– Да, государь. Разве ваше величество не слышали выстрела из пушки?
– Конечно, слышал.
– Так вот, та пушка открыла мне двери тюрьмы.
– Ах, – прошептал король, – признаюсь, я был бы крайне рад, если бы сегодняшний выстрел по Бастилии не оказался одновременно выстрелом по королевской власти.
– Право, государь, не стоит делать из тюрьмы символ государственного устройства. Напротив, ваше величество, скажите лучше, что вы рады взятию Бастилии, ибо отныне именем ничего не ведающего короля не будут твориться беззакония, подобные тому, жертвой которого оказался я.
– Но была же хоть какая-то причина вашего ареста, сударь?
– Насколько мне известно, никакой, государь. Не успел я вернуться во Францию, как меня арестовали и заточили в тюрьму.
– Скажите, сударь, – мягко спросил Людовик XVI, – не эгоизм ли с вашей стороны прийти сюда и рассказывать о себе, тогда как мне необходимо, чтобы вы говорили обо мне?
– Государь, мне нужно от вас одно только слово.
– Какое же?
– Имели ли вы, ваше величество, отношение к моему аресту – да или нет?
– Я даже не знал о вашем возвращении во Францию.
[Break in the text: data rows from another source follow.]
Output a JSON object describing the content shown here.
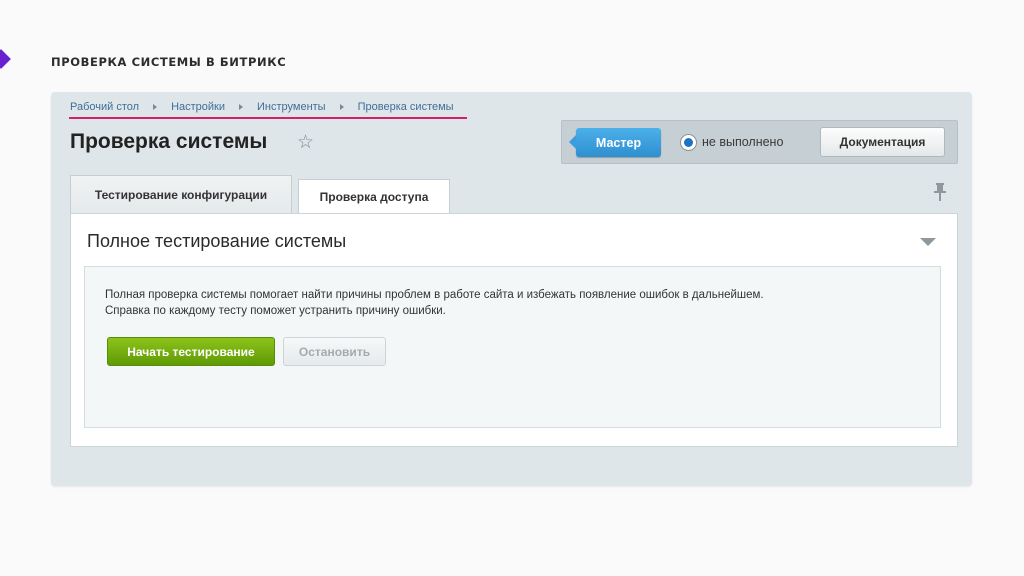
{
  "slide": {
    "title": "ПРОВЕРКА СИСТЕМЫ В БИТРИКС",
    "accent_color": "#6a1fd0"
  },
  "breadcrumb": {
    "items": [
      "Рабочий стол",
      "Настройки",
      "Инструменты",
      "Проверка системы"
    ],
    "highlight_color": "#d0216f"
  },
  "header": {
    "title": "Проверка системы",
    "favorite_icon": "star-outline-icon"
  },
  "toolbar": {
    "master_label": "Мастер",
    "status_label": "не выполнено",
    "docs_label": "Документация"
  },
  "tabs": [
    {
      "label": "Тестирование конфигурации",
      "active": true
    },
    {
      "label": "Проверка доступа",
      "active": false
    }
  ],
  "section": {
    "title": "Полное тестирование системы",
    "description_line1": "Полная проверка системы помогает найти причины проблем в работе сайта и избежать появление ошибок в дальнейшем.",
    "description_line2": "Справка по каждому тесту поможет устранить причину ошибки.",
    "start_label": "Начать тестирование",
    "stop_label": "Остановить",
    "start_color": "#72ab0f"
  }
}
– Счастлив слышать этот ответ, государь. Теперь я смогу везде во всеуслышание заявлять, что если ваше величество и причиняет вред, то делает это, находясь в неведении, а тем, кто усомнится, приведу себя в пример.
Король улыбнулся и сказал:
– Доктор, вы льете бальзам мне на рану.
– О государь, я готов проливать его сколько угодно, а если пожелаете, то и вылечу эту рану, уверяю вас.
– Еще бы не желать!
– Только вам нужно очень захотеть, государь.
– Но ведь так оно и есть.
– Прежде чем продолжать, ваше величество, – проговорил Жильбер, – благоволите прочитать эту строчку, написанную на полях тюремной книги рядом с моим именем.